By Galen Sherwin, ACLU Blog of Rights
A few months ago, I posted about Angela Ames, the Nationwide Insurance worker who alleged that she was denied a place to pump breast milk when she returned to work from maternity leave. When she protested, Angela was coerced into resigning by her supervisor, who told her she should “just go home and be with your babies”.
In January, the Supreme Court sent her the same message – go home – rejecting her petition for a review of the dismissal of her case. The denial of her petition effectively means the end of the line for her case.
The courts dismissed Angela’s case saying that she didn’t take sufficient steps to complain internally before writing her letter of resignation – even though her own supervisor was the one who handed her the pen and dictated what to write – and, therefore, she wasn’t really fired. The courts found it irrelevant that Angela was supposed to take these additional steps while engorged and waiting for a pumping room that her employer told her wouldn’t be available for several days.
The trial court also held, nonsensically, that even if Angela had been fired because she was breastfeeding that was not sex discrimination, in part because men can lactate under certain circumstances.
It’s certainly important to acknowledge that some men (including some trans men) can and do lactate.
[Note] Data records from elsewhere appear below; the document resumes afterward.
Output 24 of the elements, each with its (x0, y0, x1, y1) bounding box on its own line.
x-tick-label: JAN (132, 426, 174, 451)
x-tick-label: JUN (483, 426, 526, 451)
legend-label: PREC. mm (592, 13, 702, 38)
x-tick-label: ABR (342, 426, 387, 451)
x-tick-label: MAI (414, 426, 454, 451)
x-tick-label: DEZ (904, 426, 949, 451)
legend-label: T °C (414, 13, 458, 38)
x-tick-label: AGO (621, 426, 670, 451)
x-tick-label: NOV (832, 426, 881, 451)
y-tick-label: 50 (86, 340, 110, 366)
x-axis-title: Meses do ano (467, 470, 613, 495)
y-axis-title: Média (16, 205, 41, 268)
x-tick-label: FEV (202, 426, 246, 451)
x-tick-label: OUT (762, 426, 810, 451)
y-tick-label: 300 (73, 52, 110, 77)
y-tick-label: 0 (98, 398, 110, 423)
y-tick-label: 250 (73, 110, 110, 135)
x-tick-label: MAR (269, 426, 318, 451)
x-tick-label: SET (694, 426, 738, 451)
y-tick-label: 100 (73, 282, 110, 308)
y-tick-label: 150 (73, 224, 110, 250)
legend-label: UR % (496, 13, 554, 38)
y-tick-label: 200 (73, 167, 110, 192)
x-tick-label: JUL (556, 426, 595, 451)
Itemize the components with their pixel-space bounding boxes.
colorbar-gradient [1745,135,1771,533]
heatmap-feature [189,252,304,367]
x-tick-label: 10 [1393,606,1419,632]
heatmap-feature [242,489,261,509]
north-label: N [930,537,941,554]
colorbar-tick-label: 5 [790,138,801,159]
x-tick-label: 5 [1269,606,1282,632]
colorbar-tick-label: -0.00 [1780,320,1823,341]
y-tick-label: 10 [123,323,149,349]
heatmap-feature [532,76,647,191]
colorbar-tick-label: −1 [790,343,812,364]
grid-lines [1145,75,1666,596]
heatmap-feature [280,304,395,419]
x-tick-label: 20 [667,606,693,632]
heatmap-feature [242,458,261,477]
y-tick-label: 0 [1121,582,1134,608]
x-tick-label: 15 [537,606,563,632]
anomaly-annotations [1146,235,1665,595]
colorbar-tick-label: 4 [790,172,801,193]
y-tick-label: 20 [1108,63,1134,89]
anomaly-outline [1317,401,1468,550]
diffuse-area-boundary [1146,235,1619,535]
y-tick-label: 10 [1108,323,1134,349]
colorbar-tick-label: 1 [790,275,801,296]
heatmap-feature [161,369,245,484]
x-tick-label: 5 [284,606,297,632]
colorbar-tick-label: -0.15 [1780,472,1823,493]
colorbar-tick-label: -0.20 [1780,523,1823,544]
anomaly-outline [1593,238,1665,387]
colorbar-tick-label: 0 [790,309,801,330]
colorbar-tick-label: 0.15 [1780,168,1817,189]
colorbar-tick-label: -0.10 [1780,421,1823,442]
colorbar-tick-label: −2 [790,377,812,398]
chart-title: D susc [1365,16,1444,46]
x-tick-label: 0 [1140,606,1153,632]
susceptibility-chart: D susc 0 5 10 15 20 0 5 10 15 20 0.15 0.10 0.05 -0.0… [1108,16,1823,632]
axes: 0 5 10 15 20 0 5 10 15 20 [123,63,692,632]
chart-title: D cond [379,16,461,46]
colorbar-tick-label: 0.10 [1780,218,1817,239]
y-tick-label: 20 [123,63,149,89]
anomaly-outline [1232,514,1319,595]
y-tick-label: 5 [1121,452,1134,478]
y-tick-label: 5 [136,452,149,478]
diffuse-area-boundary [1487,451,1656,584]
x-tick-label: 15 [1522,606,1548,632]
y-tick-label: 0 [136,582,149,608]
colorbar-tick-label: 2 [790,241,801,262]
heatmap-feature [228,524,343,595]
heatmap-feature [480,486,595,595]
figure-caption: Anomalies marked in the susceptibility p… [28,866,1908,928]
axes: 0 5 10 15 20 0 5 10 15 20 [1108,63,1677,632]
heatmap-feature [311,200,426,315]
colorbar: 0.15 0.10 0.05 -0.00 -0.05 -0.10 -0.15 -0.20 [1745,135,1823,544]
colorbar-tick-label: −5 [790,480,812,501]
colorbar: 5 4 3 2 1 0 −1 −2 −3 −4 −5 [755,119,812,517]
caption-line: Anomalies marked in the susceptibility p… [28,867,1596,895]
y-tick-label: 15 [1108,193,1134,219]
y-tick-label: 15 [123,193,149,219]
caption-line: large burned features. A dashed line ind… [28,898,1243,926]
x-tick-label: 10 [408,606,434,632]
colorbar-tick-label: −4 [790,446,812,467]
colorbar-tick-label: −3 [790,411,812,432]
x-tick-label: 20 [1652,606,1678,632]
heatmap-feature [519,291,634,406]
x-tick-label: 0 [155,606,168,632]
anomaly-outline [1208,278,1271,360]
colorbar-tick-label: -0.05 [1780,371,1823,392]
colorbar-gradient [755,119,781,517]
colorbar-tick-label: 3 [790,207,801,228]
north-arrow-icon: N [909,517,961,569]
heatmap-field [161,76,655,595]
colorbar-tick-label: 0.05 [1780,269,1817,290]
But it should also be self-evident that firing someone because they are breastfeeding is still a form of sex discrimination, and one that is all-too-frequently experienced by new mothers. The court’s reasoning in this case echoes old Supreme Court pronouncements that discriminating against pregnant women at work isn’t sex discrimination because both men and women can be non-pregnant. Congress long ago rejected this ridiculous reasoning when it passed the Pregnancy Discrimination Act. It’s disheartening to see it resurface again.
Perhaps most shockingly, in Angela’s case the trial court also found that the “just go home and be with your babies” comment was gender-neutral. As the ACLU and 11 other organizations argued in a brief supporting Angela’s appeal, that comment reflects exactly the type of sex stereotype – that women will be less committed to their work after having children, or that they belong at home taking care of the children – that the federal law prohibiting sex discrimination in employment was aimed at eradicating.
Angela’s case shines a harsh light on the multi-layered workings of structural discrimination: Workplace policies that don’t make space for the realities of pregnancy and motherhood, employers’ entrenched sex stereotypes and implicit bias, and courts that – despite decades’ old legal protections – still manage to turn a blind eye to the pervasive discrimination faced every day by working women.